A block of mass $1$ kg is placed at the point A of rough track shown in figure. If slightly pushed towards right, it stops at B of track. Calculate work done by frictional force on the block during the transit from A to B.
I approached it by using conservation of energy.
Suppose there is no friction on the track. Then if the block is pushed from point A ,then it will not stop at point B but will have some velocity there say $Vb$. Now we can say easily that by conservation of energy,
Initial P.E $+$ Initial K.E $=$ Final P.E $+$ Final K.E
Inital P.E $=$ mgH
Final P.E $=$ mgh
Final K.E $=\frac{1}{2}×$ m$Vb^2$.
Where H is inital height of point A and h is finally height of point B. So we get
mgH$=$ mgh$+\frac{1}{2}×$ m.$Vb^2$
But coming back to our problem, friction is present and this makes the block to stop at B. That means Final K.E$=0$. This means there is loss of $\frac{1}{2}×$ m.$Vb^2$ amount of energy. But I know that
Initial Total Energy $=$ Final Total Energy
So loss in the energy must have been converted to some other form. This another form might be heat energy produced by friction, which will be equall to work done by frictional force say $Wf$. So we should add this energy in the side of Final Total Energy. So our last equation would be
mgH$=$ mgh $+$ $Wf$
So $Wf=$ mg$($ H $-$ h $) $.
Subsituting all values $Wf=(1)(9.8)(1-0.8)= 1.96 J$. But the answer was $-1.96 J$. Please tell me my mistake. I am very confused to solve questions regarding work done involving friction & external forces. If you can explain me any another simple way it would be very helpful to me.

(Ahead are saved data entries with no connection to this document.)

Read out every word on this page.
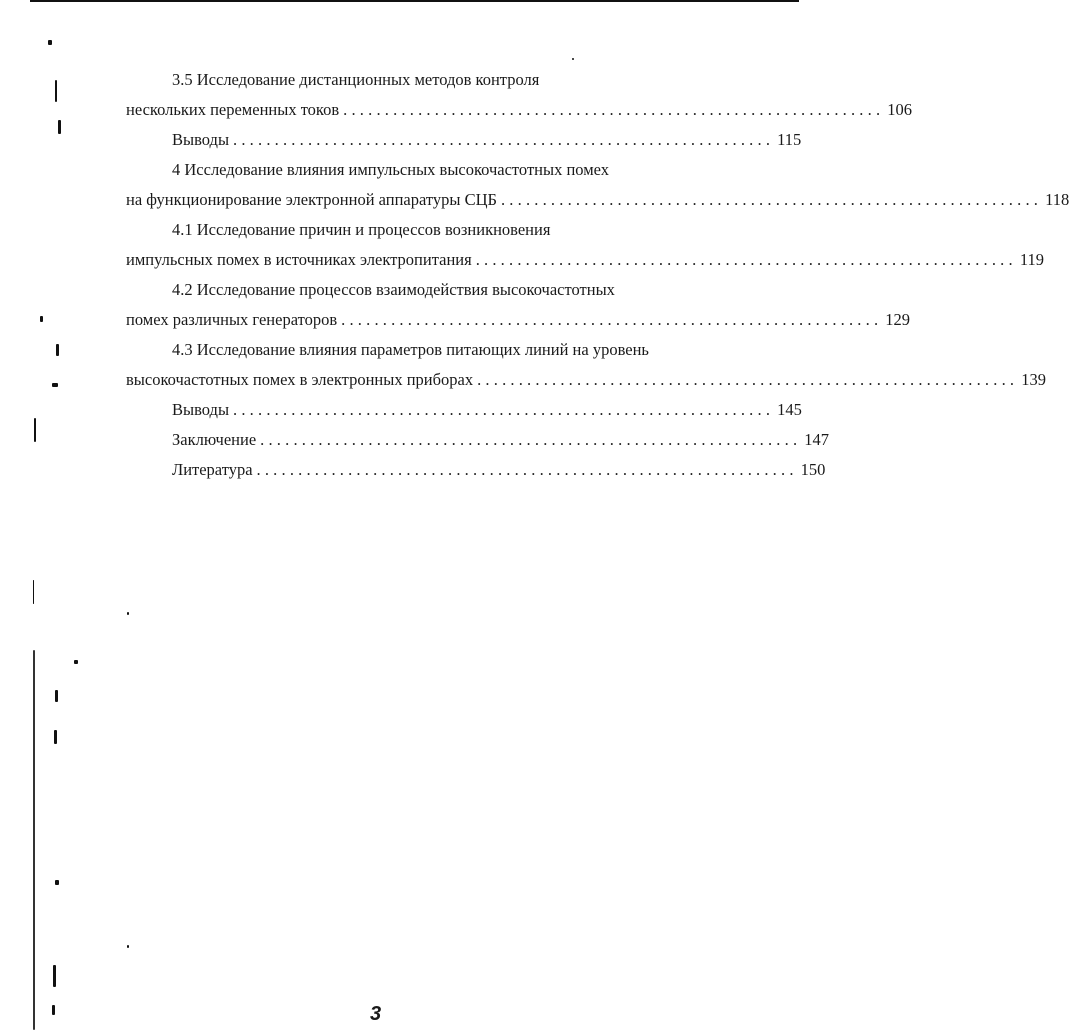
3.5 Исследование дистанционных методов контроля
нескольких переменных токов ................................................................. 106
Выводы ................................................................. 115
4 Исследование влияния импульсных высокочастотных помех
на функционирование электронной аппаратуры СЦБ ................................................................. 118
4.1 Исследование причин и процессов возникновения
импульсных помех в источниках электропитания ................................................................. 119
4.2 Исследование процессов взаимодействия высокочастотных
помех различных генераторов ................................................................. 129
4.3 Исследование влияния параметров питающих линий на уровень
высокочастотных помех в электронных приборах ................................................................. 139
Выводы ................................................................. 145
Заключение ................................................................. 147
Литература ................................................................. 150
3
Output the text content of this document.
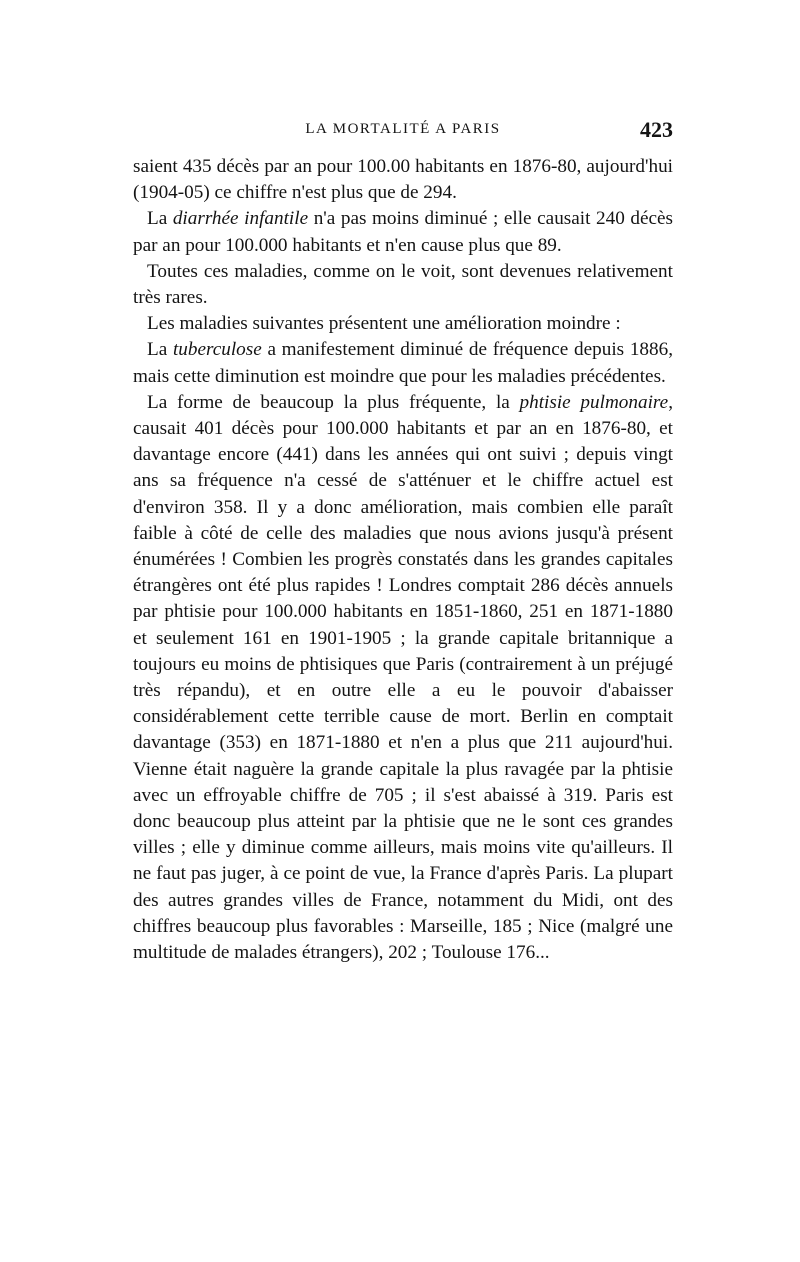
LA MORTALITÉ A PARIS	423

saient 435 décès par an pour 100.00 habitants en 1876-80, aujourd'hui (1904-05) ce chiffre n'est plus que de 294.

La diarrhée infantile n'a pas moins diminué ; elle causait 240 décès par an pour 100.000 habitants et n'en cause plus que 89.

Toutes ces maladies, comme on le voit, sont devenues relativement très rares.

Les maladies suivantes présentent une amélioration moindre :

La tuberculose a manifestement diminué de fréquence depuis 1886, mais cette diminution est moindre que pour les maladies précédentes.

La forme de beaucoup la plus fréquente, la phtisie pulmonaire, causait 401 décès pour 100.000 habitants et par an en 1876-80, et davantage encore (441) dans les années qui ont suivi ; depuis vingt ans sa fréquence n'a cessé de s'atténuer et le chiffre actuel est d'environ 358. Il y a donc amélioration, mais combien elle paraît faible à côté de celle des maladies que nous avions jusqu'à présent énumérées ! Combien les progrès constatés dans les grandes capitales étrangères ont été plus rapides ! Londres comptait 286 décès annuels par phtisie pour 100.000 habitants en 1851-1860, 251 en 1871-1880 et seulement 161 en 1901-1905 ; la grande capitale britannique a toujours eu moins de phtisiques que Paris (contrairement à un préjugé très répandu), et en outre elle a eu le pouvoir d'abaisser considérablement cette terrible cause de mort. Berlin en comptait davantage (353) en 1871-1880 et n'en a plus que 211 aujourd'hui. Vienne était naguère la grande capitale la plus ravagée par la phtisie avec un effroyable chiffre de 705 ; il s'est abaissé à 319. Paris est donc beaucoup plus atteint par la phtisie que ne le sont ces grandes villes ; elle y diminue comme ailleurs, mais moins vite qu'ailleurs. Il ne faut pas juger, à ce point de vue, la France d'après Paris. La plupart des autres grandes villes de France, notamment du Midi, ont des chiffres beaucoup plus favorables : Marseille, 185 ; Nice (malgré une multitude de malades étrangers), 202 ; Toulouse 176...
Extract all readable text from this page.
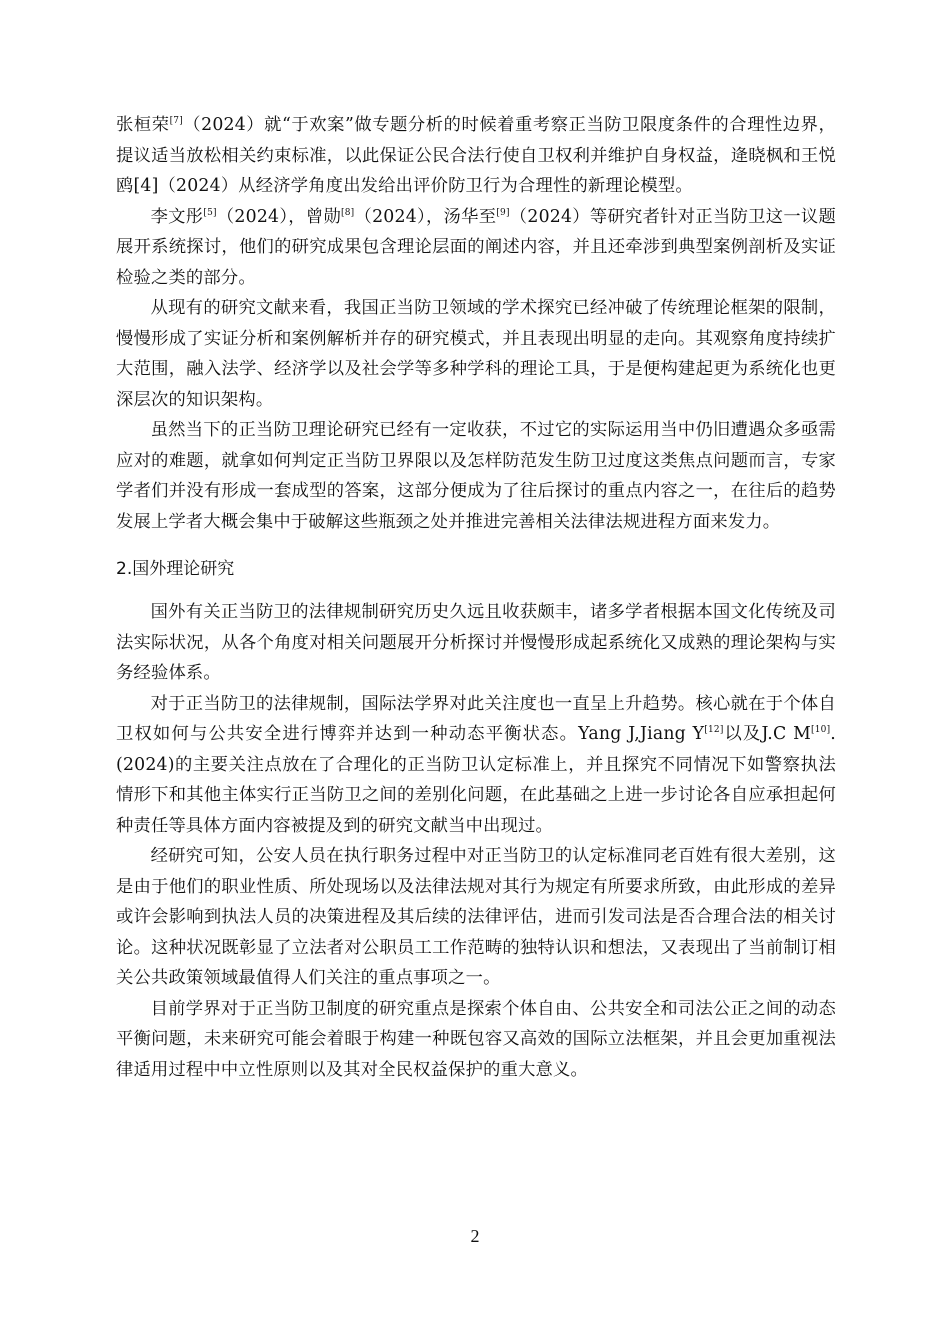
张桓荣[7]（2024）就“于欢案”做专题分析的时候着重考察正当防卫限度条件的合理性边界，提议适当放松相关约束标准，以此保证公民合法行使自卫权利并维护自身权益，逄晓枫和王悦鸥[4]（2024）从经济学角度出发给出评价防卫行为合理性的新理论模型。

李文彤[5]（2024），曾勋[8]（2024），汤华至[9]（2024）等研究者针对正当防卫这一议题展开系统探讨，他们的研究成果包含理论层面的阐述内容，并且还牵涉到典型案例剖析及实证检验之类的部分。

从现有的研究文献来看，我国正当防卫领域的学术探究已经冲破了传统理论框架的限制，慢慢形成了实证分析和案例解析并存的研究模式，并且表现出明显的走向。其观察角度持续扩大范围，融入法学、经济学以及社会学等多种学科的理论工具，于是便构建起更为系统化也更深层次的知识架构。

虽然当下的正当防卫理论研究已经有一定收获，不过它的实际运用当中仍旧遭遇众多亟需应对的难题，就拿如何判定正当防卫界限以及怎样防范发生防卫过度这类焦点问题而言，专家学者们并没有形成一套成型的答案，这部分便成为了往后探讨的重点内容之一，在往后的趋势发展上学者大概会集中于破解这些瓶颈之处并推进完善相关法律法规进程方面来发力。

2.国外理论研究

国外有关正当防卫的法律规制研究历史久远且收获颇丰，诸多学者根据本国文化传统及司法实际状况，从各个角度对相关问题展开分析探讨并慢慢形成起系统化又成熟的理论架构与实务经验体系。

对于正当防卫的法律规制，国际法学界对此关注度也一直呈上升趋势。核心就在于个体自卫权如何与公共安全进行博弈并达到一种动态平衡状态。Yang J,Jiang Y[12]以及J.C M[10].(2024)的主要关注点放在了合理化的正当防卫认定标准上，并且探究不同情况下如警察执法情形下和其他主体实行正当防卫之间的差别化问题，在此基础之上进一步讨论各自应承担起何种责任等具体方面内容被提及到的研究文献当中出现过。

经研究可知，公安人员在执行职务过程中对正当防卫的认定标准同老百姓有很大差别，这是由于他们的职业性质、所处现场以及法律法规对其行为规定有所要求所致，由此形成的差异或许会影响到执法人员的决策进程及其后续的法律评估，进而引发司法是否合理合法的相关讨论。这种状况既彰显了立法者对公职员工工作范畴的独特认识和想法，又表现出了当前制订相关公共政策领域最值得人们关注的重点事项之一。

目前学界对于正当防卫制度的研究重点是探索个体自由、公共安全和司法公正之间的动态平衡问题，未来研究可能会着眼于构建一种既包容又高效的国际立法框架，并且会更加重视法律适用过程中中立性原则以及其对全民权益保护的重大意义。

2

You might say that displacement & frictional force are opposite to each other and hence $Wf$ should have been taken as negative but solving for the below question in a similar way gave me right answer
If I again use Initial Total Energy $=$ Final Total Energy.
Where Initial P.E of mass $1$ kg is $mghi$ and it's Final P.E is $mghf$ and Final K.E of $1$ kg block is $\frac{1}{2}× m.Vf1^2$ and Final K.E of $4$ kg block is $\frac{1}{2}× m.Vf4^2$. And adding similarly $Wf$ on Final Total Energy side, gives me equation:
$mghi=mghf + \frac{1}{2}× m.Vf1^2 + \frac{1}{2}× mVf4^2 + Wf$
$mg×(hi-hf)=\frac{1}{2}× mVf1^2 + \frac{1}{2}× mVf4^2 + Wf$.
Where $(hi-hf)=1$. Subsituting all values gives me right answer.Here also friction is opposite to displacement of $4$ kg block but taking $Wf$ positive gives right answer. Why?
Best Answer
Consider this: you start out with a certain mechanical energy, $E_i$. As you move along, work ($W_x$) is done on the system, changing the mechanical energy of the system. At the end, the energy of the system is $E_f.$
Because energy is conserved, and we've restricted ourselves to mechanical interactions, the final energy must be the initial plus the work: $$E_f = E_i + W_x.$$ $$W_x = E_f - E_i = mgh-mgH$$
Your mistake is you added work to the final mechanical energy rather than the initial mechanical energy.